Liu made city history by becoming the first Asian-American to be elected to the City Council and later New York City comptroller. Liu became the subject of controversy in late 2011 after an FBI investigation revealed illegal donations to his campaign. This July, Liu was sued by Mayor Bloomberg for rejecting two municipal contracts in what the Bloomberg administration deemed a politically motivated tactic. He is an opponent of stop-and-frisk policy, seeking not just to amend the policy but to abolish it altogether. Liu aims to regulate and tax marijuana, then give the revenue to the City University of New York system. He also is aiming to increase the city’s contribution to the Metropolitan Transit Authority’s capital budget to support more personnel and expand bus service, as well as invest in parks, open spaces and community gardens.
9. John Catsimatidis
Republican (also backed by Liberal Party) | Founder and owner of Gristedes
“It’s not that I’m only a business person, I came from 135th Street. I never forgot where I come from. I’m not a Mike Bloomberg billionaire, I’m not wearing a $5,000 suit.”
John Catsimatidis attended NYU but dropped out his senior year to enter the grocery business. He now owns and runs Gristedes Foods, Manhattan’s largest grocery chain, along with the Red Apple Group, a corporation with holdings in the energy, aviation, retail and real estate sectors. In December 2012, he came under fire for comparing raising taxes on the wealthy to the way “Hitler punished the Jews.” He supports Police Commissioner Ray Kelly’s stop-and-frisk policy. His campaign focuses on the development of career and technical education in New York City Public Schools, and the development of small businesses.
10. Bill Thompson
“I’ve always talked about the need for a new era of community policing — officers on the ground and in neighborhoods, working closely with the residents. That’s how we’re going to get guns off the streets.”
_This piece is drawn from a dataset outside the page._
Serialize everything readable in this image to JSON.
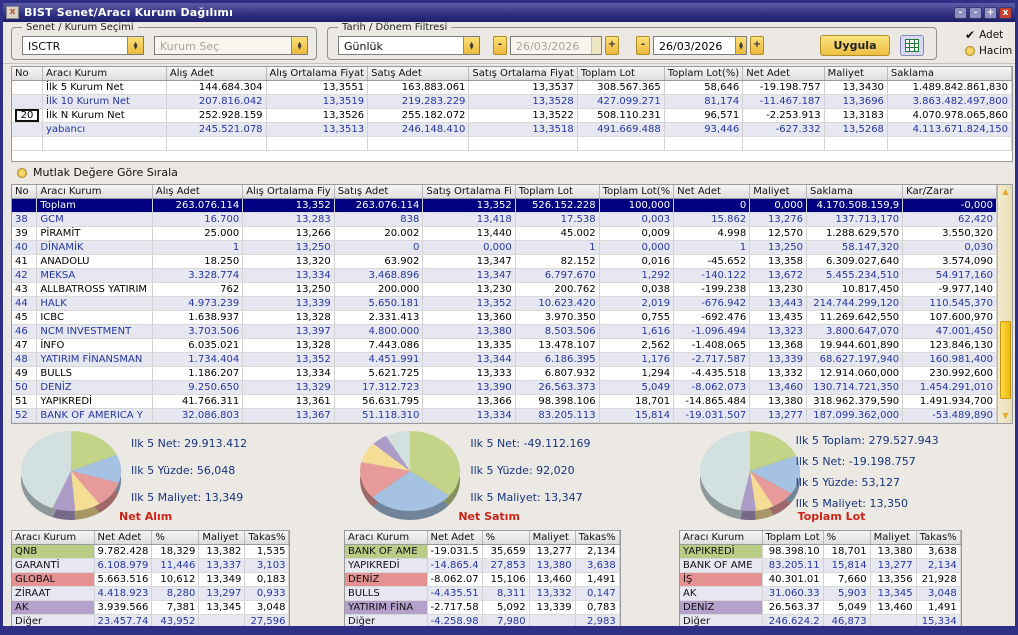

After serving as New York City comptroller for two terms, Thompson ran for mayor of New York in 2009. As the Democratic nominee, Thompson lost to the incumbent, Mayor Michael Bloomberg, by just over four percentage points, despite being heavily outspent by the self-made billionaire. He believes that New York City’s diversity is one of its greatest assets. Thompson seeks to change the stop-and-frisk policy by creating written records of stops. Thompson’s campaign focuses on education, the environment and affordability for housing, transportation, water rates and taxes.
11. Bill de Blasio
Democrat | Public Advocate
“I’d like to see more people running for office say to the voters, ‘This is your town. This is your town to decide the future of.”
De Blasio attended NYU during his undergraduate studies. He became public advocate for the city in 2010, after serving as a city councilman from Brooklyn. As public advocate, he lobbies for New Yorkers throughout the five boroughs. As of press time, he leads in the polls, pulling ahead of former front-runner and City Council Speaker Christine Quinn. De Blasio describes New York as “a tale of two cities,” seeking to tackle the inequality between the rich and the poor. In response to the stop-and-frisk policy, he has called for new NYPD leadership, an inspector general and a stricter racial profiling bill. De Blasio also hopes to create more than 50,000 affordable housing units over the next 10 years and improve access to public transportation in the outer boroughs.